Lack of soap and sanitary pads
In the Cura resettlement site in Nhamatanda, NORCAP experts Grace Chirewa and Felicité Molengar stand in front of a group of women. The tent is crowded, many are holding small children, or breastfeeding. They are gathered in a women-friendly space.
Meaning: men are not allowed.
Chirewa and Molengar are experts on gender-based violence and today they are distributing a package of basic items to the women, called dignity kits. Holding up item after item in front of the crowd, - toothbrush, soap, sanitary pads, toothpaste, the women applaud and listen carefully to the instructions.

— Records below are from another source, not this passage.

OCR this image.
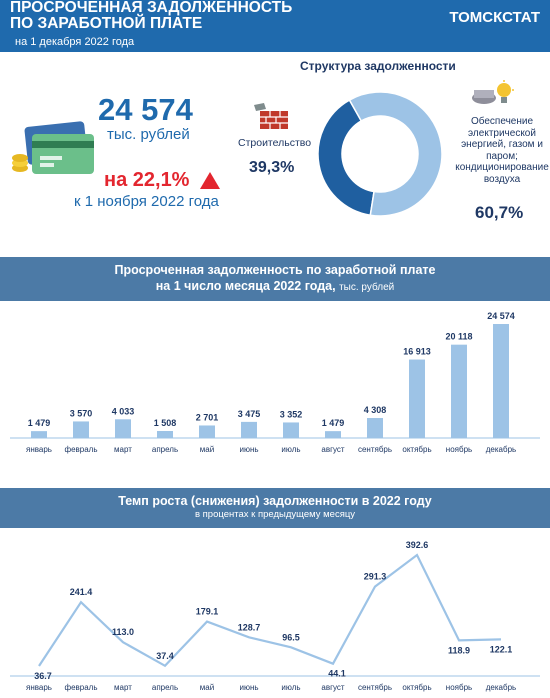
ПРОСРОЧЕННАЯ ЗАДОЛЖЕННОСТЬ
ПО ЗАРАБОТНОЙ ПЛАТЕ	ТОМСКСТАТ
на 1 декабря 2022 года
24 574
тыс. рублей
на 22,1%
к 1 ноября 2022 года
Структура задолженности
Строительство
39,3%
Обеспечение электрической энергией, газом и паром; кондиционирование воздуха
60,7%
Просроченная задолженность по заработной плате
на 1 число месяца 2022 года, тыс. рублей
1 479
январь
3 570
февраль
4 033
март
1 508
апрель
2 701
май
3 475
июнь
3 352
июль
1 479
август
4 308
сентябрь
16 913
октябрь
20 118
ноябрь
24 574
декабрь
Темп роста (снижения) задолженности в 2022 году
в процентах к предыдущему месяцу
36.7
январь
241.4
февраль
113.0
март
37.4
апрель
179.1
май
128.7
июнь
96.5
июль
44.1
август
291.3
сентябрь
392.6
октябрь
118.9
ноябрь
122.1
декабрь
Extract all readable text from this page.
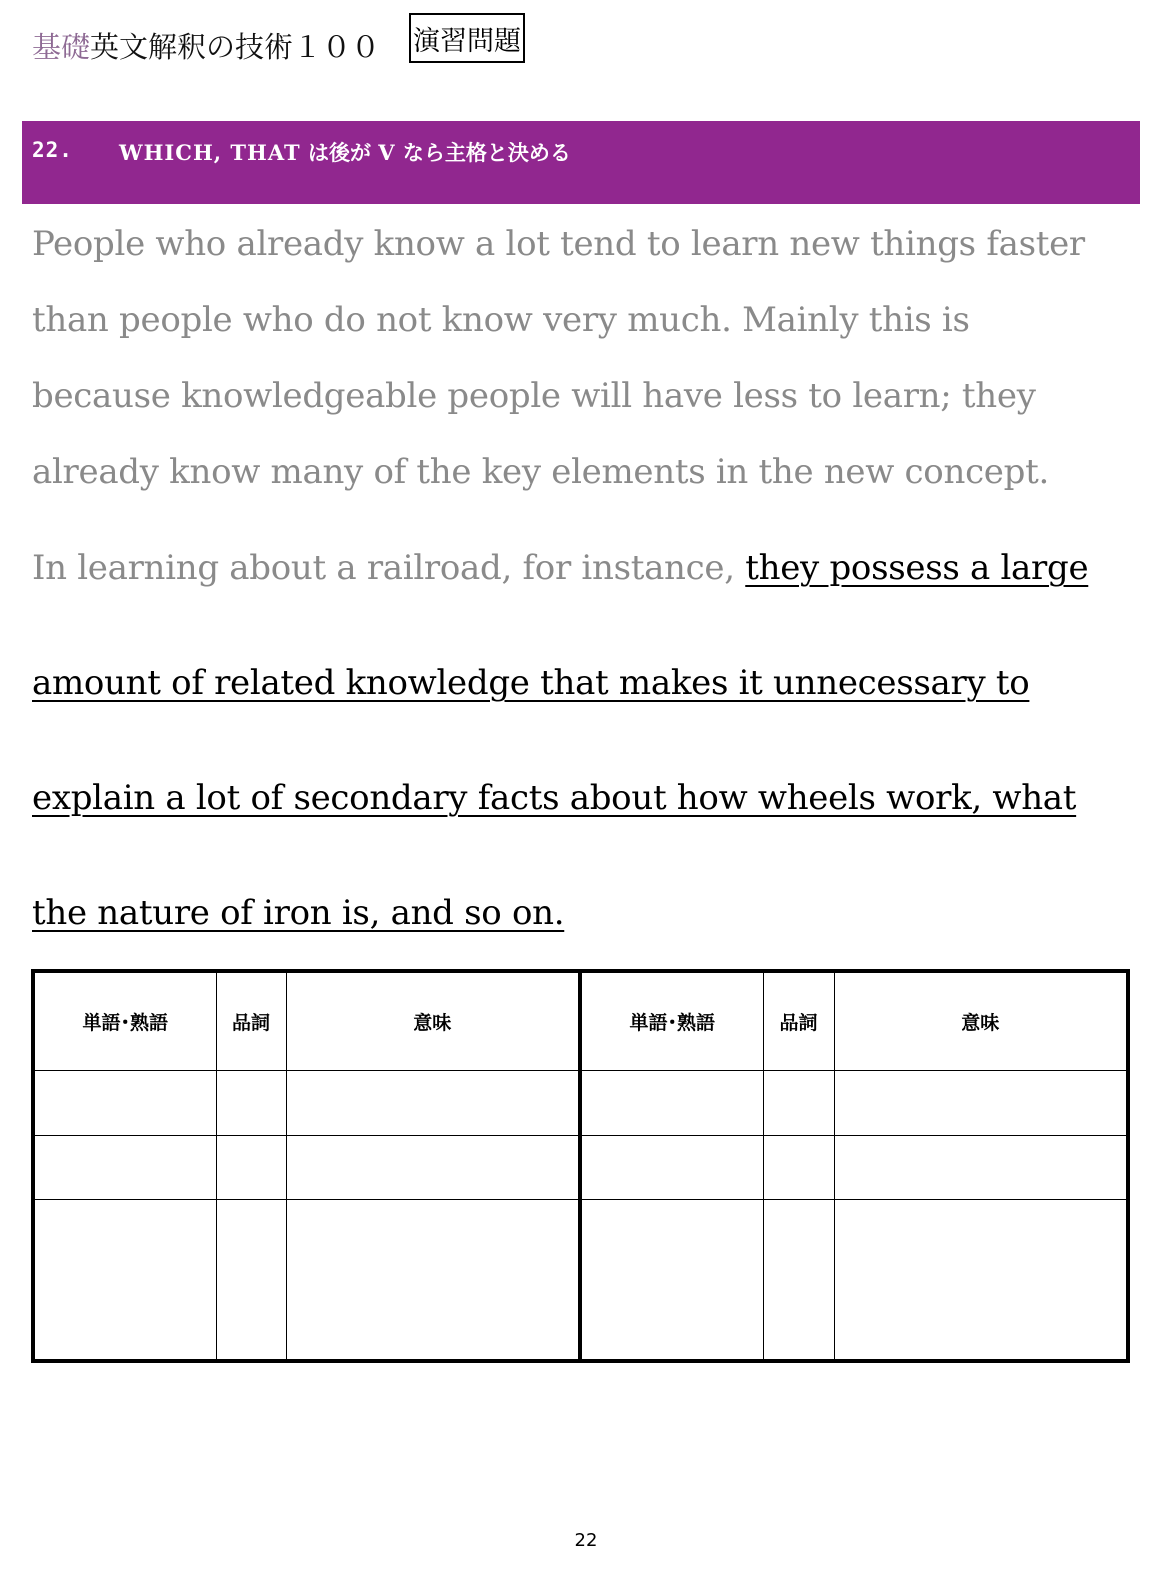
基礎 英文解釈の技術１００ 演習問題
22. WHICH, THAT は後が V なら主格と決める
People who already know a lot tend to learn new things faster
than people who do not know very much. Mainly this is
because knowledgeable people will have less to learn; they
already know many of the key elements in the new concept.
In learning about a railroad, for instance, they possess a large
amount of related knowledge that makes it unnecessary to
explain a lot of secondary facts about how wheels work, what
the nature of iron is, and so on.
単語･熟語	品詞	意味	単語･熟語	品詞	意味

22
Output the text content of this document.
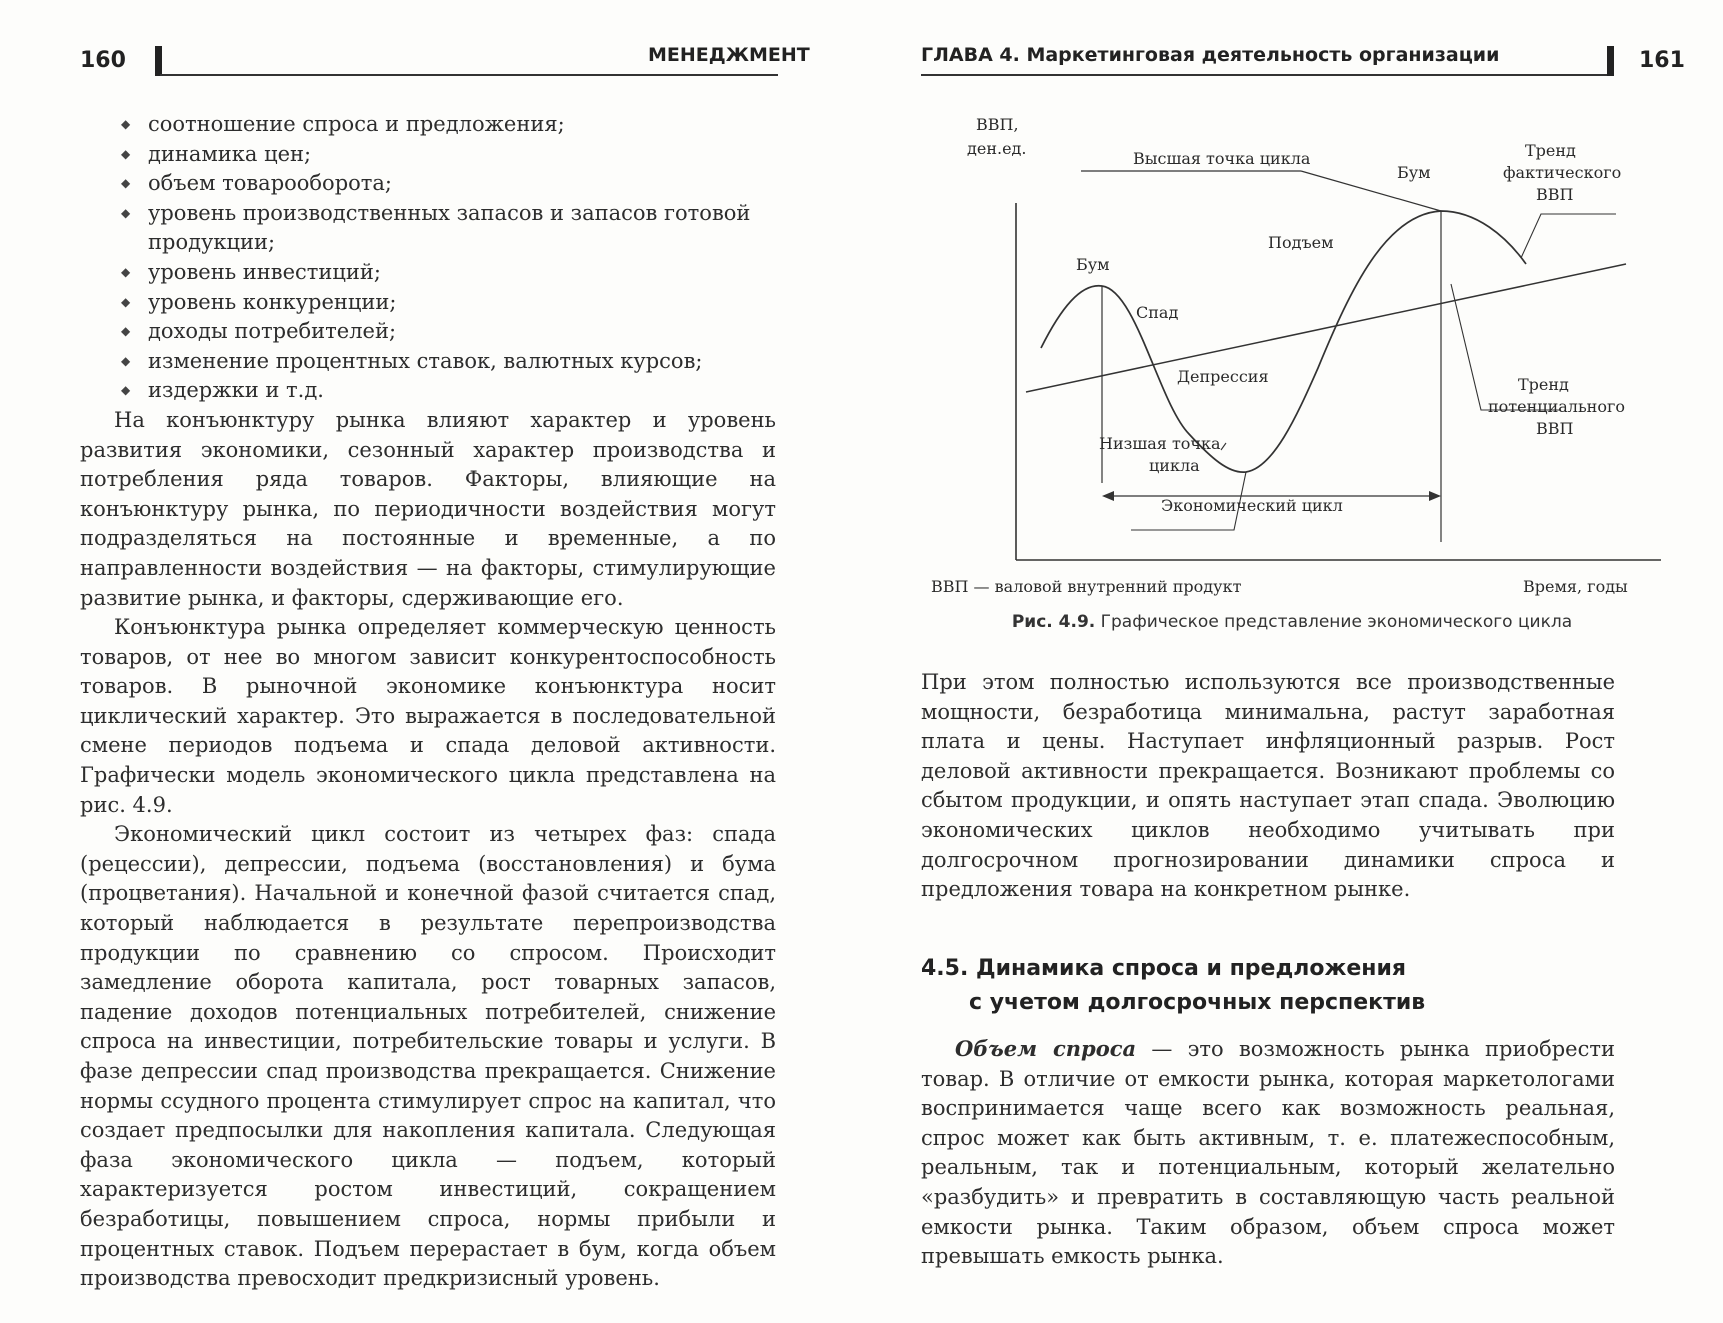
160	МЕНЕДЖМЕНТ
◆ соотношение спроса и предложения;
◆ динамика цен;
◆ объем товарооборота;
◆ уровень производственных запасов и запасов готовой продукции;
◆ уровень инвестиций;
◆ уровень конкуренции;
◆ доходы потребителей;
◆ изменение процентных ставок, валютных курсов;
◆ издержки и т.д.

На конъюнктуру рынка влияют характер и уровень развития экономики, сезонный характер производства и потребления ряда товаров. Факторы, влияющие на конъюнктуру рынка, по периодичности воздействия могут подразделяться на постоянные и временные, а по направленности воздействия — на факторы, стимулирующие развитие рынка, и факторы, сдерживающие его.

Конъюнктура рынка определяет коммерческую ценность товаров, от нее во многом зависит конкурентоспособность товаров. В рыночной экономике конъюнктура носит циклический характер. Это выражается в последовательной смене периодов подъема и спада деловой активности. Графически модель экономического цикла представлена на рис. 4.9.

Экономический цикл состоит из четырех фаз: спада (рецессии), депрессии, подъема (восстановления) и бума (процветания). Начальной и конечной фазой считается спад, который наблюдается в результате перепроизводства продукции по сравнению со спросом. Происходит замедление оборота капитала, рост товарных запасов, падение доходов потенциальных потребителей, снижение спроса на инвестиции, потребительские товары и услуги. В фазе депрессии спад производства прекращается. Снижение нормы ссудного процента стимулирует спрос на капитал, что создает предпосылки для накопления капитала. Следующая фаза экономического цикла — подъем, который характеризуется ростом инвестиций, сокращением безработицы, повышением спроса, нормы прибыли и процентных ставок. Подъем перерастает в бум, когда объем производства превосходит предкризисный уровень.

ГЛАВА 4. Маркетинговая деятельность организации	161
ВВП,
ден.ед.
Высшая точка цикла
Бум
Тренд
фактического
ВВП
Подъем
Бум
Спад
Депрессия	Тренд
потенциального
ВВП
Низшая точка
цикла
Экономический цикл
ВВП — валовой внутренний продукт	Время, годы
Рис. 4.9. Графическое представление экономического цикла

При этом полностью используются все производственные мощности, безработица минимальна, растут заработная плата и цены. Наступает инфляционный разрыв. Рост деловой активности прекращается. Возникают проблемы со сбытом продукции, и опять наступает этап спада. Эволюцию экономических циклов необходимо учитывать при долгосрочном прогнозировании динамики спроса и предложения товара на конкретном рынке.

4.5. Динамика спроса и предложения
с учетом долгосрочных перспектив

Объем спроса — это возможность рынка приобрести товар. В отличие от емкости рынка, которая маркетологами воспринимается чаще всего как возможность реальная, спрос может как быть активным, т. е. платежеспособным, реальным, так и потенциальным, который желательно «разбудить» и превратить в составляющую часть реальной емкости рынка. Таким образом, объем спроса может превышать емкость рынка.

Those living in resettlement sites lost everything they had and were forced to move during the cyclone. They are now dependent on support to survive. A dignity kit is much needed. However, lacking basic items are not the only protection issues these women face.
“We have had to advocate for distribution of tents,” Grace Chirewa says. “In some sites, women slept outside. That is a protection issue. Women are also at risk of harassment and sexual violence when going to the toilet at night, or fetching water at the pumps,” she continues.
Leading the sub-cluster on gender-based violence in the cyclone response, Chirewa works to have these risks mainstreamed into the overall humanitarian response programme.
“Most of the issues we see are linked to shelter or wash, so we have had to advocate to ensure gender-based violence risks are included in their work,” she says.
Reporting is challenging
Although most reports of gender-based violence in Mozambique are linked to violence between two intimate partners, other forms of sexual violence are also present. However, getting people to report such issues is a challenge.
The law in Mozambique states that you are obliged to report if you come across a case of sexual violence. This means if a survivor goes to get treatment, the doctor will have to report the case, even if the survivor does not want to.
“On the one side, this is a good thing, because it means perpetrators can be punished. However, it could be counter-productive. People often feel afraid to seek treatment because either your case will be known, or you could potentially put a doctor in trouble for not reporting,” says Felicité Molengar.
“They might think, if I report, what is there for me?,” Grace Chirewa says.
Linking services for better care
Three months after the cyclone, many aid agencies are scaling down their humanitarian response, but the work is not over. Addressing the root causes that lead to child marriage, rape and harassment, requires a holistic response across sectors, including everyone involved in the response.
“Government representatives are closely involved in the work we have done, ready to take over when we leave. There is still a lot of work to do,” Grace Chirewa says.
During their mission, the NORCAP experts have worked in collaboration with the local authorities, helping to set up a system to support survivors of gender-based violence.
“We have worked to link services such as the medical facilities, the police, the legal system and psycho-social support, so that when a survivor comes forward, these four services should be available to them. Hopefully, this will make it easier for people to report and for us to give them the care they need”, Chirewa says.